Based on our conversation with proponents of AB-290, which passed the CA Senate Appropriations Committee on Friday, the bill was amended to delay implementation to July 1, 2020 and create a timeline by which AKF needs to request a new OIG opinion prior to the new implementation date. Recall that the Senate version of the bill “would require reimbursement to be the higher of the Medicare reimbursement rate or the rate determined pursuant to an arbitration process, as established by the bill, if either party elects arbitration” for contracted providers. Based on our check, arbitration would likely be focused on reimbursement on a basis of cost + some margin target rather than existing commercial rates but that is unknown for certain at this point. Finally and most significantly in the NT the new language of the bill includes grandfathering of existing patients which would significantly dilute the potential impact on dialysis centers early on post implementation. We note that it is impossible to know the exact changes until the amended bill is posted which would probably be later today or tomorrow. From a timing perspective we expect a Senate vote first within a day or two post amendments then the Assembly would be behind that by another day or two most likely.
Today (8/30/19) the CA Senate Appropriations Committee voted (Ayes 5, Noes 2) to refer AB-290 to the Senate Floor after the bill progressed through the committee’s Suspense File, interestingly the committee voted along party lines with Republicans voting against the bill. This is in-line with the timeline we laid out in our webcast / slides in July and we anticipate the bill will be sent to Governor Gavin Newsom in September if it passes the CA Senate. We continue to see it as more likely than not that AB-290 passes but the industry has put up quite the battle from a lobbying standpoint. Our $1.55B 2020 OI est. for DVA contemplates a ~$35M est. headwind from AB-290 (vs. $25M-$40M est. by the co.).

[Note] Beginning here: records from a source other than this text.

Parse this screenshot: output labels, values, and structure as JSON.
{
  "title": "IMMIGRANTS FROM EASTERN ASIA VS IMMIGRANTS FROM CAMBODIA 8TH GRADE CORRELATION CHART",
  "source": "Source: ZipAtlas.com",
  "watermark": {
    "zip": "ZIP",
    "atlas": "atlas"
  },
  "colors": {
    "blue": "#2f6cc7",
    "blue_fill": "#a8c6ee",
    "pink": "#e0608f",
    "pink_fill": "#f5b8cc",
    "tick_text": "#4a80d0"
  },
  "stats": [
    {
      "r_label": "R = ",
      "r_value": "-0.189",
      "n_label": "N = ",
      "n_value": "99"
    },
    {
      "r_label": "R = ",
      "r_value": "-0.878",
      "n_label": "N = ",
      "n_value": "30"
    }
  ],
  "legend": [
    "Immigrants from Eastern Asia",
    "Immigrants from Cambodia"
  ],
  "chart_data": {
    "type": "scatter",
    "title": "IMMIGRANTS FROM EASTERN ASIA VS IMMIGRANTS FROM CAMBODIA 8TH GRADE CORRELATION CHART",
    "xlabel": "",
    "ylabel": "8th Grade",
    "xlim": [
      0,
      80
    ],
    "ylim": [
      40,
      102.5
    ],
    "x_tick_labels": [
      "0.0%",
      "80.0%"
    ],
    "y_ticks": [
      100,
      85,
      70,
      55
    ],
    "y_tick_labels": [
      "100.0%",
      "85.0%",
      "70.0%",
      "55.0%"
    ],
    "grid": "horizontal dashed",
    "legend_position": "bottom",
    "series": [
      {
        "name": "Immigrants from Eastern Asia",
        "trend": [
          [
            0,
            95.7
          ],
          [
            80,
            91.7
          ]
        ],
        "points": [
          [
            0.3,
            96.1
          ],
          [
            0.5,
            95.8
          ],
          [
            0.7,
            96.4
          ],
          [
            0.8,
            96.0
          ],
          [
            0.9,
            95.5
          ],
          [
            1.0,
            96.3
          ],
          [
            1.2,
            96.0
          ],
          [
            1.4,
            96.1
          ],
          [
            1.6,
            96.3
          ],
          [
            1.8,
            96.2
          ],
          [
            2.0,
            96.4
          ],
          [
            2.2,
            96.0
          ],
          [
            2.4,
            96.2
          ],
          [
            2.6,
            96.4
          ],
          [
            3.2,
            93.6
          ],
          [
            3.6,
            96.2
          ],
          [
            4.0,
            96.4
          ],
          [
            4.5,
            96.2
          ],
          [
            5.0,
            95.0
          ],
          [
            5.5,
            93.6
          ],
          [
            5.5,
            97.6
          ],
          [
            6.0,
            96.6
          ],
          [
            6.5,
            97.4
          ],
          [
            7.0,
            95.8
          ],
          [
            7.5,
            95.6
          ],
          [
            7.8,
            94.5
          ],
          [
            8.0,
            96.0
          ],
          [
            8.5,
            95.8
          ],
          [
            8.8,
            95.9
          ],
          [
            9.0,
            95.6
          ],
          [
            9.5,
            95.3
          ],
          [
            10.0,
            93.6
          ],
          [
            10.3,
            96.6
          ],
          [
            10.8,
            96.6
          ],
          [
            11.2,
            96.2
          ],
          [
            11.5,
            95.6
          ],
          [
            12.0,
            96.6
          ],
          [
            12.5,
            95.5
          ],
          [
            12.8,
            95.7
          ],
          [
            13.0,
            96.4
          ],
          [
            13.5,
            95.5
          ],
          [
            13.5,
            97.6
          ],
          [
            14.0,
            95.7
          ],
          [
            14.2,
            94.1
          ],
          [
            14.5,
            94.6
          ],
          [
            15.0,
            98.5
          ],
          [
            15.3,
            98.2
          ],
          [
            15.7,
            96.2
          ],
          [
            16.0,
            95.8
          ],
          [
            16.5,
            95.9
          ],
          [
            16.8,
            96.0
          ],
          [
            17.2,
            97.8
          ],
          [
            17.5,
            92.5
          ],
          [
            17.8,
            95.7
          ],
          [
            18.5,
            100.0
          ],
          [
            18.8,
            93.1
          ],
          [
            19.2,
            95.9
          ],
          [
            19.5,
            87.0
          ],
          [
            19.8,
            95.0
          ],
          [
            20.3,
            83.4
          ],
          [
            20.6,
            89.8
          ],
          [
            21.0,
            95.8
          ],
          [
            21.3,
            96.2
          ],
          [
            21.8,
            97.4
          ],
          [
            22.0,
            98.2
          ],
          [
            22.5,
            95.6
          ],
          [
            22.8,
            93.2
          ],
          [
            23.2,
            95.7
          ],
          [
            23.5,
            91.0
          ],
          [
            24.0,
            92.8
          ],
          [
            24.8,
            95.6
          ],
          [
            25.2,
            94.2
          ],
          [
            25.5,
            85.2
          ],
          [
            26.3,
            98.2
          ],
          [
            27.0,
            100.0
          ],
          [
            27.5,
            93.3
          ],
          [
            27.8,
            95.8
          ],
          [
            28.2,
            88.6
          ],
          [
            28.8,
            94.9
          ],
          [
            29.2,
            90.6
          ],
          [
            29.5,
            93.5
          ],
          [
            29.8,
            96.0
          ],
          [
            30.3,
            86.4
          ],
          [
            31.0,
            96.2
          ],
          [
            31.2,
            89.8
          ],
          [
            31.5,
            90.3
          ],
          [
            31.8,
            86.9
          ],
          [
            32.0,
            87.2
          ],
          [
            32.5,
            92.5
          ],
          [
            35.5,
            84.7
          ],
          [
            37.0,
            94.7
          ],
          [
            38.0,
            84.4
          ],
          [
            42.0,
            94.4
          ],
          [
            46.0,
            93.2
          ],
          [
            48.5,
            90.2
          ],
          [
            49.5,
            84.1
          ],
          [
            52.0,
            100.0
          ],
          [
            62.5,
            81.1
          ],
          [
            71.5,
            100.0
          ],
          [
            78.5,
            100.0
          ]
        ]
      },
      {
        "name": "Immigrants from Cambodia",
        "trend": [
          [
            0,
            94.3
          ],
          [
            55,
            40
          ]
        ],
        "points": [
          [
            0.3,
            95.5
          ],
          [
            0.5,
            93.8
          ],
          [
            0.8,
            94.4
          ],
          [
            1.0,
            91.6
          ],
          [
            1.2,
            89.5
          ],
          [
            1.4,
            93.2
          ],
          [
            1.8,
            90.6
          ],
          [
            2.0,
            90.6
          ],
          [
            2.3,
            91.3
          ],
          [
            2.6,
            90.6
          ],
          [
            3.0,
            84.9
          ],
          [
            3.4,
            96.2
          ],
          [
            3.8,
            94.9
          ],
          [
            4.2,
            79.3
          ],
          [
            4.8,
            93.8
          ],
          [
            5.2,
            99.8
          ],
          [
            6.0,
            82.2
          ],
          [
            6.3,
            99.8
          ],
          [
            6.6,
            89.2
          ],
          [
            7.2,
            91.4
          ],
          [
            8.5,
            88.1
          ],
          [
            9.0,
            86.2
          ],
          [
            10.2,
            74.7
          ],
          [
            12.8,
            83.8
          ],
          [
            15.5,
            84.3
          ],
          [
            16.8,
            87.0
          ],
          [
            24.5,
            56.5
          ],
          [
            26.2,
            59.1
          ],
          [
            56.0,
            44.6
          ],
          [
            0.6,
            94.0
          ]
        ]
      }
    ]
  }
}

According to the Associated Press, LA is planning on using emergency contracts with the five existing Medicaid MCOs in the state until the protests are resolved for the recently announced Medicaid contract award. This means CNC and AET are likely to continue to offer Medicaid plans in 2020 as the protest process has just begun with CNC filing an official protest on 08/19. We have confirmed with the Louisiana Department of Health that the Chief Procurement Officer will make her initial ruling on or before Sept. 3, 2019. However, the department says it is still unclear at this time if the initial decision will be published. Our consultant check suggests if the protestor disagrees with the decision, the next step is to file with the Commissioner of Administration. The protestor has 7 days after receiving the decision from the Chief Procurement Officer to appeal to the Commissioner. The Commissioner then has 14 days to render a decision.